In a previous notebook I prepared and pickled dictionaries keyed by month and containing file paths for sst/chl monthlies/climatology for aqua and chl monthlies for viirs. Here I 
- load all files, 
- compute aqua chl anomalies, 
- sst anomalies, and viirs chl anomalies,
- stick these in xarray [dataarrays](http://xarray.pydata.org/en/stable/data-structures.html#dataarray),
- put all anomaly dataarrays in a xarray [dataset](http://xarray.pydata.org/en/stable/data-structures.html#dataset),
- save it to netcdf.

In [1]:
import pickle
from datetime import datetime as DT

from netCDF4 import Dataset as ds
import numpy as np
from numpy import testing as npt
from tqdm import tqdm_notebook
import xarray as xr
from IPython.core.display import HTML, display

In [2]:
current_year = 2018

In [3]:
def make_dataarray(data_dict, prod='chlor_a', **kwargs):
    """"""
    units = kwargs.pop('units', None)
    name = kwargs.pop('name', prod)
    coords = kwargs.pop('coords', ['time', 'lat', 'lon'])
    xr_data = xr.DataArray(data_dict[prod], 
                           coords=[data_dict[val] for val in coords],
                           dims = [key for key in coords])
    if units:
        xr_data.attrs['units'] = units
    xr_data.name = name
    return xr_data


def make_dataset(*data_array_list):
    """list of xarray dataarrays.
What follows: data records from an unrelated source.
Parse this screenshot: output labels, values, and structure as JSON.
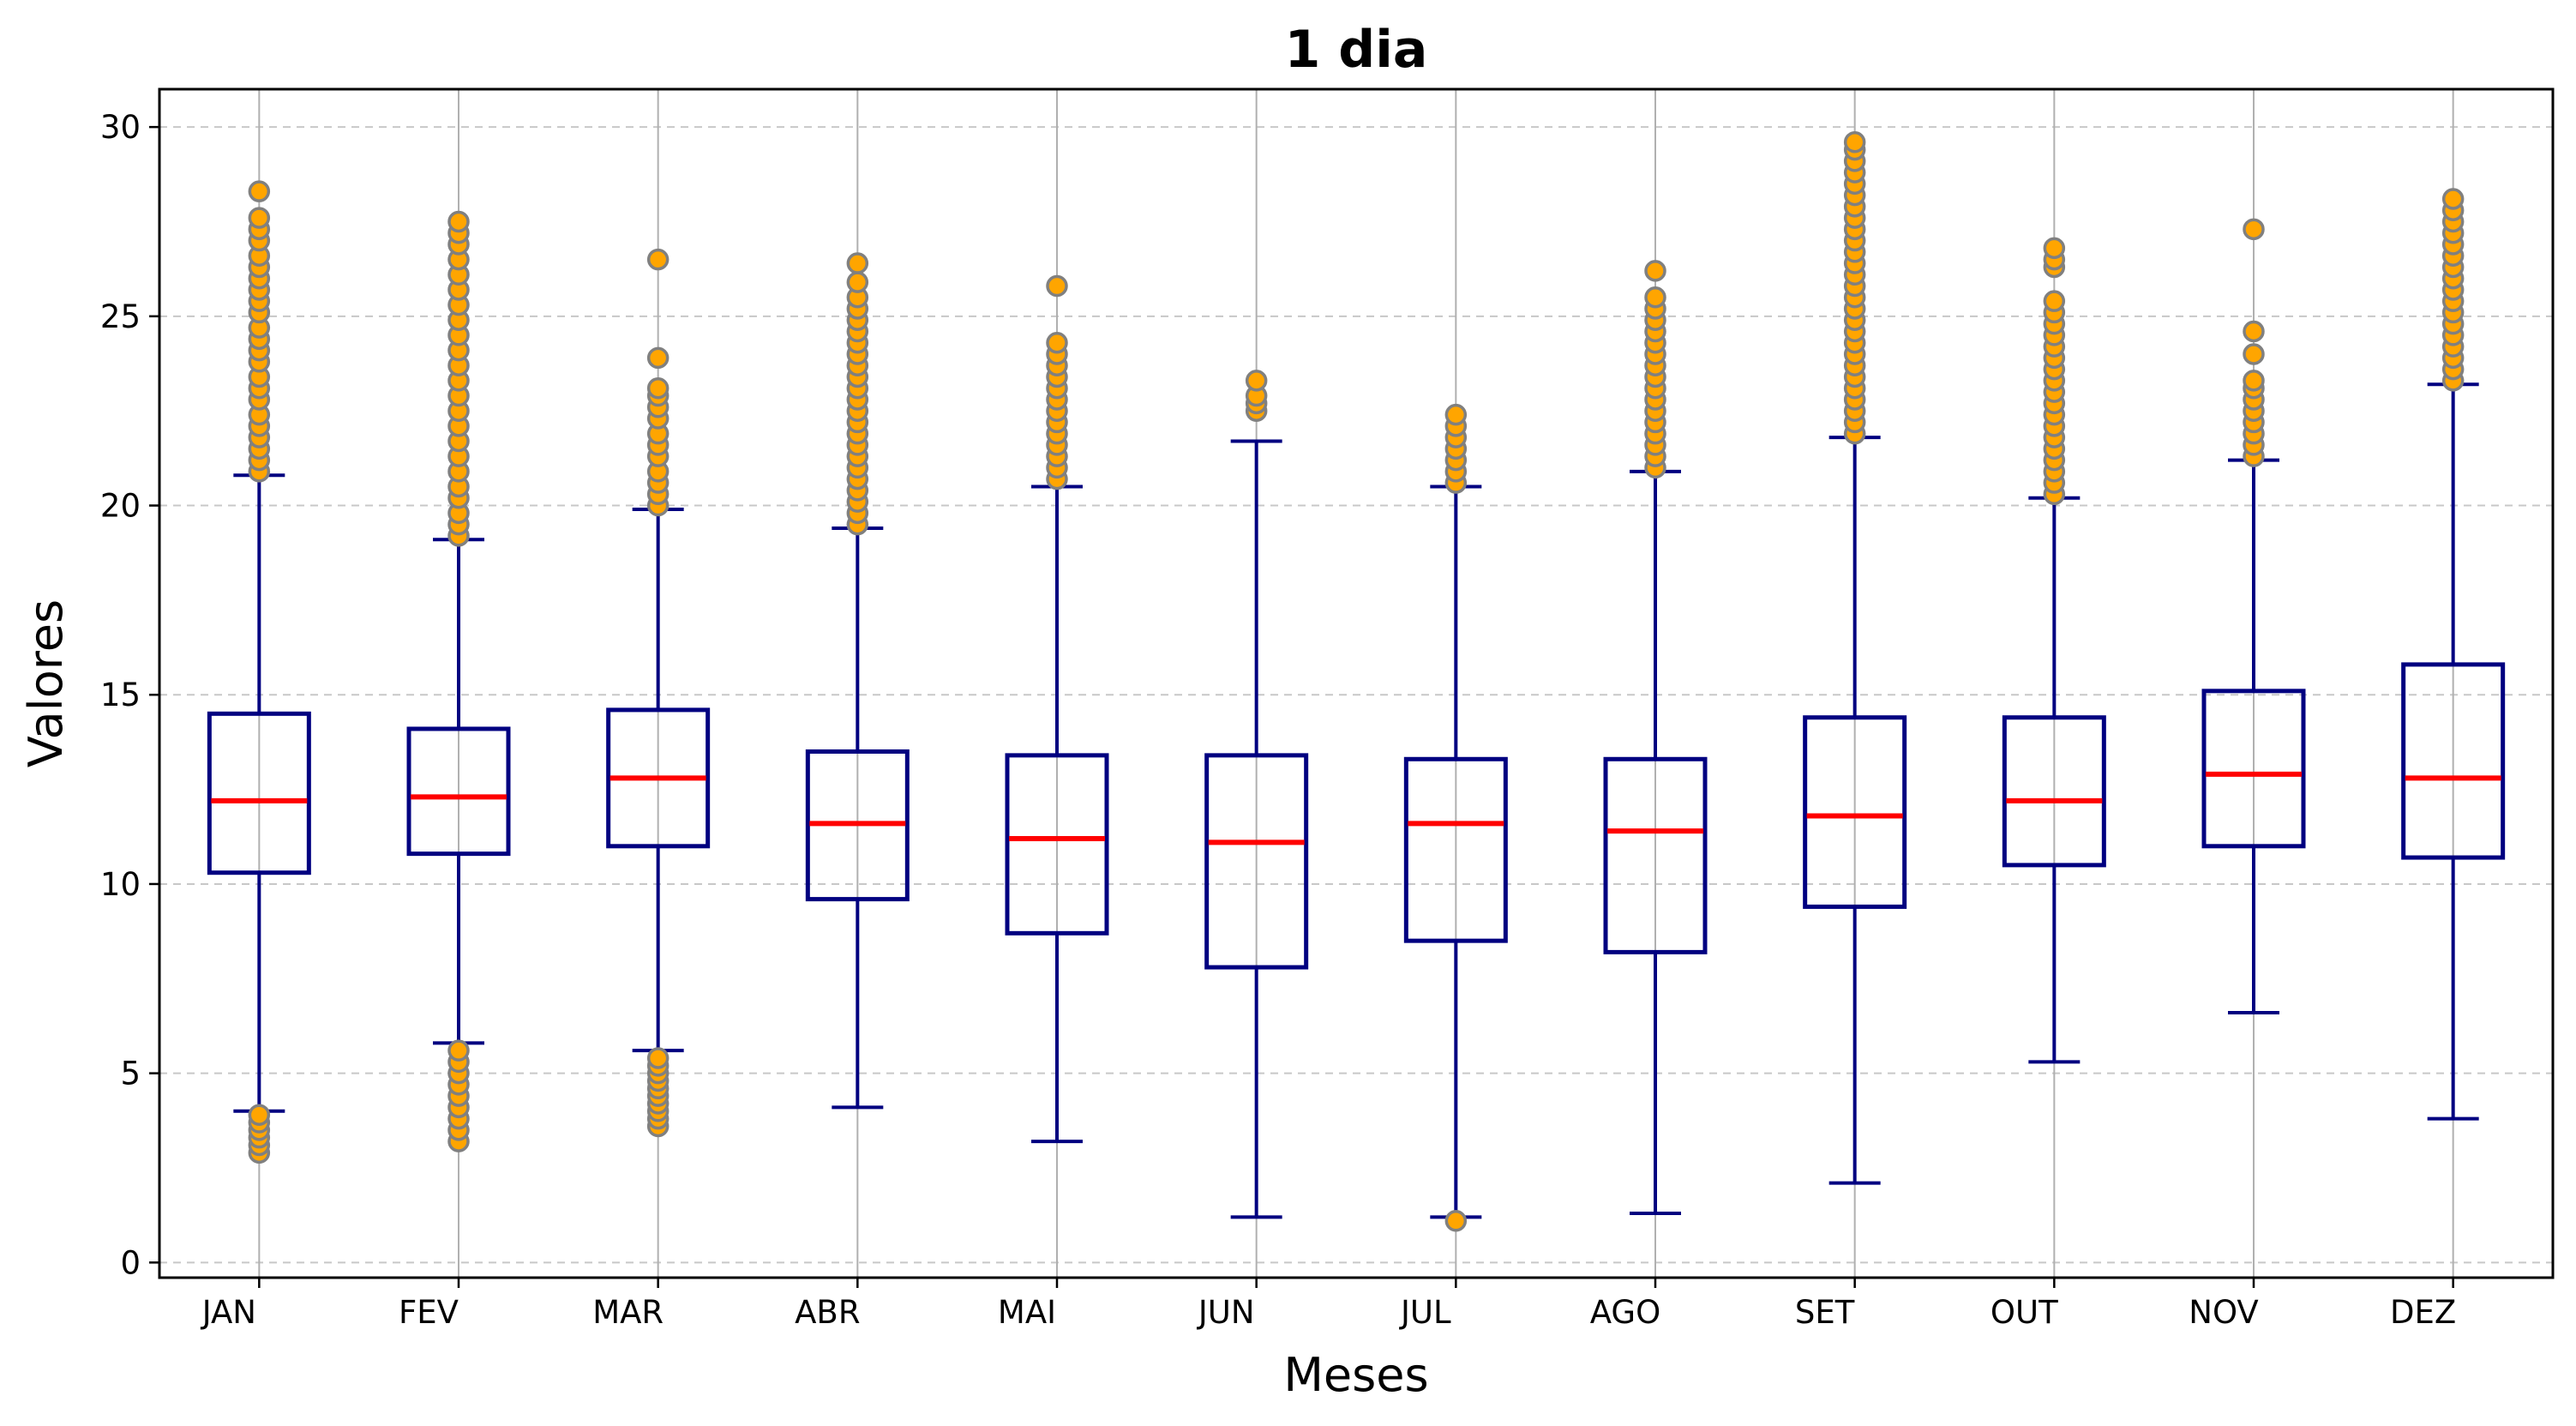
{
  "chart_data": {
    "type": "box",
    "title": "1 dia",
    "xlabel": "Meses",
    "ylabel": "Valores",
    "ylim": [
      -0.4,
      31.0
    ],
    "yticks": [
      0,
      5,
      10,
      15,
      20,
      25,
      30
    ],
    "grid": {
      "x": true,
      "y": "dashed"
    },
    "colors": {
      "box": "#000080",
      "median": "#ff0000",
      "outlier_fill": "#ffa500",
      "outlier_edge": "#808080",
      "grid_x": "#b0b0b0",
      "grid_y": "#c8c8c8"
    },
    "categories": [
      "JAN",
      "FEV",
      "MAR",
      "ABR",
      "MAI",
      "JUN",
      "JUL",
      "AGO",
      "SET",
      "OUT",
      "NOV",
      "DEZ"
    ],
    "boxes": [
      {
        "whislo": 4.0,
        "q1": 10.3,
        "med": 12.2,
        "q3": 14.5,
        "whishi": 20.8,
        "fliers": [
          2.9,
          3.1,
          3.3,
          3.5,
          3.7,
          3.9,
          20.9,
          21.2,
          21.5,
          21.8,
          22.1,
          22.4,
          22.8,
          23.1,
          23.4,
          23.8,
          24.1,
          24.4,
          24.7,
          25.1,
          25.4,
          25.7,
          26.0,
          26.3,
          26.6,
          27.0,
          27.3,
          27.6,
          28.3
        ]
      },
      {
        "whislo": 5.8,
        "q1": 10.8,
        "med": 12.3,
        "q3": 14.1,
        "whishi": 19.1,
        "fliers": [
          3.2,
          3.5,
          3.8,
          4.1,
          4.4,
          4.7,
          5.0,
          5.3,
          5.6,
          19.2,
          19.5,
          19.8,
          20.2,
          20.5,
          20.9,
          21.3,
          21.7,
          22.1,
          22.5,
          22.9,
          23.3,
          23.7,
          24.1,
          24.5,
          24.9,
          25.3,
          25.7,
          26.1,
          26.5,
          26.9,
          27.2,
          27.5
        ]
      },
      {
        "whislo": 5.6,
        "q1": 11.0,
        "med": 12.8,
        "q3": 14.6,
        "whishi": 19.9,
        "fliers": [
          3.6,
          3.8,
          4.0,
          4.2,
          4.4,
          4.6,
          4.8,
          5.0,
          5.2,
          5.4,
          20.0,
          20.3,
          20.6,
          20.9,
          21.3,
          21.6,
          21.9,
          22.3,
          22.6,
          22.9,
          23.1,
          23.9,
          26.5
        ]
      },
      {
        "whislo": 4.1,
        "q1": 9.6,
        "med": 11.6,
        "q3": 13.5,
        "whishi": 19.4,
        "fliers": [
          19.5,
          19.8,
          20.1,
          20.4,
          20.7,
          21.0,
          21.3,
          21.6,
          21.9,
          22.2,
          22.5,
          22.8,
          23.1,
          23.4,
          23.7,
          24.0,
          24.3,
          24.6,
          24.9,
          25.2,
          25.5,
          25.9,
          26.4
        ]
      },
      {
        "whislo": 3.2,
        "q1": 8.7,
        "med": 11.2,
        "q3": 13.4,
        "whishi": 20.5,
        "fliers": [
          20.7,
          21.0,
          21.3,
          21.6,
          21.9,
          22.2,
          22.5,
          22.8,
          23.1,
          23.4,
          23.7,
          24.0,
          24.3,
          25.8
        ]
      },
      {
        "whislo": 1.2,
        "q1": 7.8,
        "med": 11.1,
        "q3": 13.4,
        "whishi": 21.7,
        "fliers": [
          22.5,
          22.7,
          22.9,
          23.3
        ]
      },
      {
        "whislo": 1.2,
        "q1": 8.5,
        "med": 11.6,
        "q3": 13.3,
        "whishi": 20.5,
        "fliers": [
          1.1,
          20.6,
          20.9,
          21.2,
          21.5,
          21.8,
          22.1,
          22.4
        ]
      },
      {
        "whislo": 1.3,
        "q1": 8.2,
        "med": 11.4,
        "q3": 13.3,
        "whishi": 20.9,
        "fliers": [
          21.0,
          21.3,
          21.6,
          21.9,
          22.2,
          22.5,
          22.8,
          23.1,
          23.4,
          23.7,
          24.0,
          24.3,
          24.6,
          24.9,
          25.2,
          25.5,
          26.2
        ]
      },
      {
        "whislo": 2.1,
        "q1": 9.4,
        "med": 11.8,
        "q3": 14.4,
        "whishi": 21.8,
        "fliers": [
          21.9,
          22.2,
          22.5,
          22.8,
          23.1,
          23.4,
          23.7,
          24.0,
          24.3,
          24.6,
          24.9,
          25.2,
          25.5,
          25.8,
          26.1,
          26.4,
          26.7,
          27.0,
          27.3,
          27.6,
          27.9,
          28.2,
          28.5,
          28.8,
          29.1,
          29.4,
          29.6
        ]
      },
      {
        "whislo": 5.3,
        "q1": 10.5,
        "med": 12.2,
        "q3": 14.4,
        "whishi": 20.2,
        "fliers": [
          20.3,
          20.6,
          20.9,
          21.2,
          21.5,
          21.8,
          22.1,
          22.4,
          22.7,
          23.0,
          23.3,
          23.6,
          23.9,
          24.2,
          24.5,
          24.8,
          25.1,
          25.4,
          26.3,
          26.5,
          26.8
        ]
      },
      {
        "whislo": 6.6,
        "q1": 11.0,
        "med": 12.9,
        "q3": 15.1,
        "whishi": 21.2,
        "fliers": [
          21.3,
          21.6,
          21.9,
          22.2,
          22.5,
          22.8,
          23.1,
          23.3,
          24.0,
          24.6,
          27.3
        ]
      },
      {
        "whislo": 3.8,
        "q1": 10.7,
        "med": 12.8,
        "q3": 15.8,
        "whishi": 23.2,
        "fliers": [
          23.3,
          23.6,
          23.9,
          24.2,
          24.5,
          24.8,
          25.1,
          25.4,
          25.7,
          26.0,
          26.3,
          26.6,
          26.9,
          27.2,
          27.5,
          27.8,
          28.1
        ]
      }
    ]
  }
}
These need the name attribute set."""
    xr_ds = xr.Dataset({data_array.name: data_array for data_array in data_array_list 
                        })
    return xr_ds

 
def make_anom_sign(chl_an_avg, sst_an_avg):
    """
    returs sign relation array
    0: both are neg
    1: neg chl, pos sst
    2: pos chl, neg sst
    3: pos chl, pos sst
    """
    chl_anom_sign = np.ma.where(chl_an_avg<0, 0, 2)
    sst_anom_sign = np.ma.where(sst_an_avg<0, 0, 1)
    return chl_anom_sign.round().astype('int') + sst_anom_sign.round().astype('int')

    
def get_monthly_anoms(mc_dict, mo_dict, prod='chlor_a',
                      verbose=False, **kwargs):
    """Make anomalies from monthlies and climatology"""
    # process kwargs
    lat_dim = kwargs.pop('lat_dim', 2160)
    lon_dim = kwargs.pop('lon_dim', 4320)
    time_dim = kwargs.pop('time_dim', 12)
    year = kwargs.pop('year', 2016)
    # setup data structures
    anom_array = np.ma.zeros((time_dim, lat_dim, lon_dim))
    months = mo_dict.keys()
    for i, month in enumerate(tqdm_notebook(months)):
        with ds(mo_dict[month]) as mo_ds:
            mo_prod = mo_ds[prod][:]
            lat_mo = mo_ds['lat'][:]
            lon_mo = mo_ds['lon'][:]
        with ds(mc_dict[month]) as mc_ds:
            mc_prod = mc_ds[prod][:]
            lat_mc = mc_ds['lat'][:]
            lon_mc = mc_ds['lon'][:]
        if verbose:
            print(f'processing {month}...')
            print(f'processing mc: {mc_dict[month]}')
            print(f'processing mo: {mo_dict[month]}')
        # check lat/lon correspondence
        npt.assert_array_equal(lat_mo, lat_mc)
        npt.assert_array_equal(lon_mo, lon_mc)
        # compute anomalies
        anom_array[i] = mo_prod - mc_prod
        if prod == 'chlor_a':
            anom_array[i] = anom_array[i] * 100 / mc_prod
    # convert time data into array of datetime objects
    time_array = np.array([DT.strptime('%s-%d' %(month, year), '%b-%Y') for month in months],
                          dtype='datetime64[ns]')
    return {'%s_anom' % prod: anom_array,
            'lat': lat_mc, 'lon': lon_mc,
            'time': time_array,
           }

In [4]:
display(HTML("<style>.container {width: 90% !important}</style>"))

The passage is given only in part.